The jewel in the crown is Bala Lake, see picture, the largest natural lake in Wales. The lake is over 3½ miles long, ¾ mile wide and over 140 feet deep in places. The lake is set in stunning mountain scenery and is a popular venue for fishing and water-sports including sailing, kayaking and canoeing. There are two sailing clubs located on the lake and there are hire facilities for canoeing and sailing at the Bala end. Alternatively you can sit back, relax and view the lake from the narrow-gauge railway which runs along the east shore of the lake from Llanuwchllyn to Bala, a great favourite of children. For more detailed information about Bala Lake or the wildlife visit the Warden's Office on the Lake Foreshore (Bala) or try the SNPA website. For current views try the SNPA Webcam looking down Bala Lake from the Warden's Office to the Arans or the Bala Sailing Club Webcam looking across the lake from the Club.

The mountains were originally formed some 500 million years ago, the lower ones were laid-down under the sea while the higher more rugged mountains were the result of volcanic action. The area has been shaped by glaciation. More information on Geology of the Bala area. The principal mountain ranges around Bala are:

  • To the south is the Aran mountain range with 14 summits above 2,000 ft (610 m). The Aran ridge covers the principal summits including Aran Fawddwy (2,969 ft/905 m) and Aran Benllyn (2,904 ft/885 m).
  • To the west is the Arenig mountain range with 13 summits above 2000 ft (610 m). Arenig Fawr (2,800 ft/854 m) is the principal summit.
  • To the north-east and east is the Berwyn mountain range with 24 summits above 2000 ft (610 m). The three principle summits can be climbed in one walk, including: Cadair Berwyn (2,723 m/ft 830 m), Moel Sych (2,710 ft/827m) and Cadair Bronwen (2,710 ft/827m).

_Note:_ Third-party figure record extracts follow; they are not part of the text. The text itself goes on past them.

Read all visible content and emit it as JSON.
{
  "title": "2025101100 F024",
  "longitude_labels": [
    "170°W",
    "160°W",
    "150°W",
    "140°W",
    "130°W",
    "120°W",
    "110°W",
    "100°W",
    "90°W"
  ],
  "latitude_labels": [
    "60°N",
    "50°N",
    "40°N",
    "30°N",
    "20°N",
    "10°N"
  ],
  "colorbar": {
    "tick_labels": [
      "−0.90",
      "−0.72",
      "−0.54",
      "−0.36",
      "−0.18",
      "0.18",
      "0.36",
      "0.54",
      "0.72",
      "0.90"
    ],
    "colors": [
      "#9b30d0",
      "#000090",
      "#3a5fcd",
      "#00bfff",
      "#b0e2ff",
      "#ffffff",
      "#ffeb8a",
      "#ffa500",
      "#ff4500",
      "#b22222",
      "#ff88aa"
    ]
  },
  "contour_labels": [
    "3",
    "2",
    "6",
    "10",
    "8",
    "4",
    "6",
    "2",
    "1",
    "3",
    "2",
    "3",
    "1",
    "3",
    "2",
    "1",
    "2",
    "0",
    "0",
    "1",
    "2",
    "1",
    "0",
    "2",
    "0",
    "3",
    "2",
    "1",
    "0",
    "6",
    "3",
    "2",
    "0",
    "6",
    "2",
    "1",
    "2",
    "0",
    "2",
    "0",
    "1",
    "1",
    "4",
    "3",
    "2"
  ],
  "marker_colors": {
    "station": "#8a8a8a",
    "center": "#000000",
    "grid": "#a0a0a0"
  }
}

There are many mountain streams and fast flowing rivers in the area, providing excellent game fishing. There are several impressive waterfalls and the highest waterfall in Wales, Pistyll Rhaeadr (240 ft high), is found on the east side of the Berwyn Mountains, see picture. It can be visited in a scenic drive over the Berwyns or combined with a mountain walk.

The River Tryweryn between Llyn Celyn and Bala provides "reliable" white-water, with regular water releases guaranteeing good water conditions. The river is the home of Canolfan Tryweryn the National Whitewater Centre, an extremely popular venue for whitewater rafting, kayaking or canoeing.

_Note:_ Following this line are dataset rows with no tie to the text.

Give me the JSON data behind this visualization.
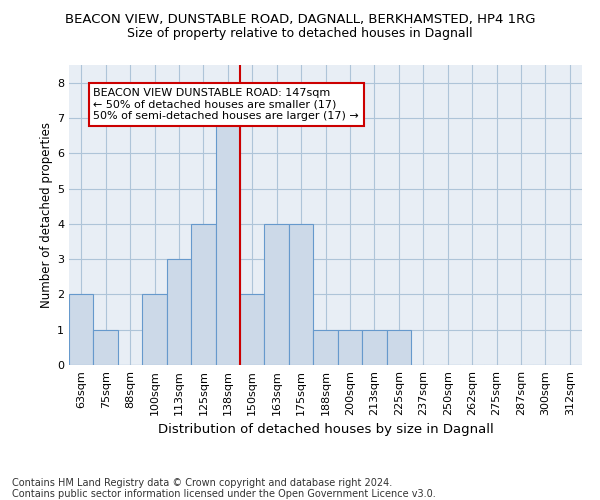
{
  "title1": "BEACON VIEW, DUNSTABLE ROAD, DAGNALL, BERKHAMSTED, HP4 1RG",
  "title2": "Size of property relative to detached houses in Dagnall",
  "xlabel": "Distribution of detached houses by size in Dagnall",
  "ylabel": "Number of detached properties",
  "categories": [
    "63sqm",
    "75sqm",
    "88sqm",
    "100sqm",
    "113sqm",
    "125sqm",
    "138sqm",
    "150sqm",
    "163sqm",
    "175sqm",
    "188sqm",
    "200sqm",
    "213sqm",
    "225sqm",
    "237sqm",
    "250sqm",
    "262sqm",
    "275sqm",
    "287sqm",
    "300sqm",
    "312sqm"
  ],
  "values": [
    2,
    1,
    0,
    2,
    3,
    4,
    7,
    2,
    4,
    4,
    1,
    1,
    1,
    1,
    0,
    0,
    0,
    0,
    0,
    0,
    0
  ],
  "bar_color": "#ccd9e8",
  "bar_edge_color": "#6699cc",
  "red_line_color": "#cc0000",
  "red_line_index": 7,
  "ylim": [
    0,
    8.5
  ],
  "yticks": [
    0,
    1,
    2,
    3,
    4,
    5,
    6,
    7,
    8
  ],
  "annotation_text": "BEACON VIEW DUNSTABLE ROAD: 147sqm\n← 50% of detached houses are smaller (17)\n50% of semi-detached houses are larger (17) →",
  "footnote": "Contains HM Land Registry data © Crown copyright and database right 2024.\nContains public sector information licensed under the Open Government Licence v3.0.",
  "plot_bg_color": "#e8eef5",
  "fig_bg_color": "#ffffff",
  "grid_color": "#aec4d8",
  "title1_fontsize": 9.5,
  "title2_fontsize": 9,
  "xlabel_fontsize": 9.5,
  "ylabel_fontsize": 8.5,
  "tick_fontsize": 8,
  "annotation_fontsize": 8,
  "footnote_fontsize": 7
}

The River Dee flows in and out of Bala Lake before continuing to Corwen and Llangollen. Another popular section of white-water runs through Llangollen, where there is a permanent white-water site with class 2-3 white-water.

There are opportunities for biking including on quiet roads, hill climbing over mountain passes and mountain-biking at purpose built centres or exploring the tracks over moors and through forests.